Why Online Pre-employment Testing?

  1. Testing is easily administered over the Web.  Tests can be taken from any location that can provide high-speed Web access.
  2. Electronic scoring can be accomplished immediately and the results delivered to hiring managers or recruiters instantly.
  3. Companies can deliver their tests to candidates on an on-demand basis.
  4. Small companies can compete for top talent as easily as international conglomerates.
  5. The quality of hiring improves as a result of rapid screening and fast-tracking high potential candidates from application to job offer.

One-third of Job Seekers Are Full-time Employees

Retaining employees is a growing problem. Employers then should be concerned that more than one-third of the job seekers attending the 2006 Lancaster (PA) Chamber Job Fair were already employed and working full time.

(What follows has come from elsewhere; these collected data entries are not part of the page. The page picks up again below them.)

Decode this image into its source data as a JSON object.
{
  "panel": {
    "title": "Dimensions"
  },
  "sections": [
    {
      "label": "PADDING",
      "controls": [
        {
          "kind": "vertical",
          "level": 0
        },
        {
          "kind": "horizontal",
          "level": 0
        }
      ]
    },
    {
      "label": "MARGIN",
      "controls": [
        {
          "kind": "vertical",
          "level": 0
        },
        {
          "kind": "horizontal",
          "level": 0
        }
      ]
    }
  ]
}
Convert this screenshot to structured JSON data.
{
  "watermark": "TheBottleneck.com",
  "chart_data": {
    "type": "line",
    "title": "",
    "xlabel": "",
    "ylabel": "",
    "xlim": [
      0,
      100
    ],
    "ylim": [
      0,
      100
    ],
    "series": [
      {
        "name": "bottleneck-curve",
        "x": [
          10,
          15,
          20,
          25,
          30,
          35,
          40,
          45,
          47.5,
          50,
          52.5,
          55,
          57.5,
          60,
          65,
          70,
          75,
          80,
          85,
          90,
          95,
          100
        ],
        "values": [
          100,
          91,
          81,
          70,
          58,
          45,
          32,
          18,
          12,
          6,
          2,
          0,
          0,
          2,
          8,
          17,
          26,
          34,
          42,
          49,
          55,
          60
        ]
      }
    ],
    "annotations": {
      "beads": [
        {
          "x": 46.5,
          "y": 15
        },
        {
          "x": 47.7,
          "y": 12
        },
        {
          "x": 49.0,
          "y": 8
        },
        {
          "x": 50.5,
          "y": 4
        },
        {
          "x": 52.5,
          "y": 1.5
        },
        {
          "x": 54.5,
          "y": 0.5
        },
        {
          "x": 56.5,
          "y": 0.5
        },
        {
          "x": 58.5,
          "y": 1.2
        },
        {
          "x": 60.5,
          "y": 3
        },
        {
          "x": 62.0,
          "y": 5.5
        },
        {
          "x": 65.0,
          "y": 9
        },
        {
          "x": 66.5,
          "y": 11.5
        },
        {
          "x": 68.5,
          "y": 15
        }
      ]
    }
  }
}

For the fourth straight year, Success Performance Solutions surveyed participants entering the job fair.  Fifty-four percent of the employed respondents seeking new jobs at the job fair fell in 27- to 54-years old age group. To employers that means more than half their replacements workers, employees ready to move up into managerial and professional roles as baby boomers retire and others leave, are looking to job hop.  These results are consistent with the 2004 and 2005 surveys.

In other findings:

  • Over fifty percent of the employed job seekers held only a high school or GED diploma while as few as one-third completed an associate degree or higher level of education.
  • When asked to rate their overall job skills, less than twenty-nine percent of the job seekers considered them excellent while over twenty-six percent reported they only had average or below average skills.
  • Only sixteen percent of the respondents rated their computer skills as excellent.
  • Less than four percent of currently employed job seekers were extremely satisfied with their pay and less than one-quarter were very satisfied.
  • Like past year’s results, better pay was the most sought after benefit followed by respect and recognition from supervisors and job security. Regardless of what a candidate considered the most important benefit, health care benefits ranked second.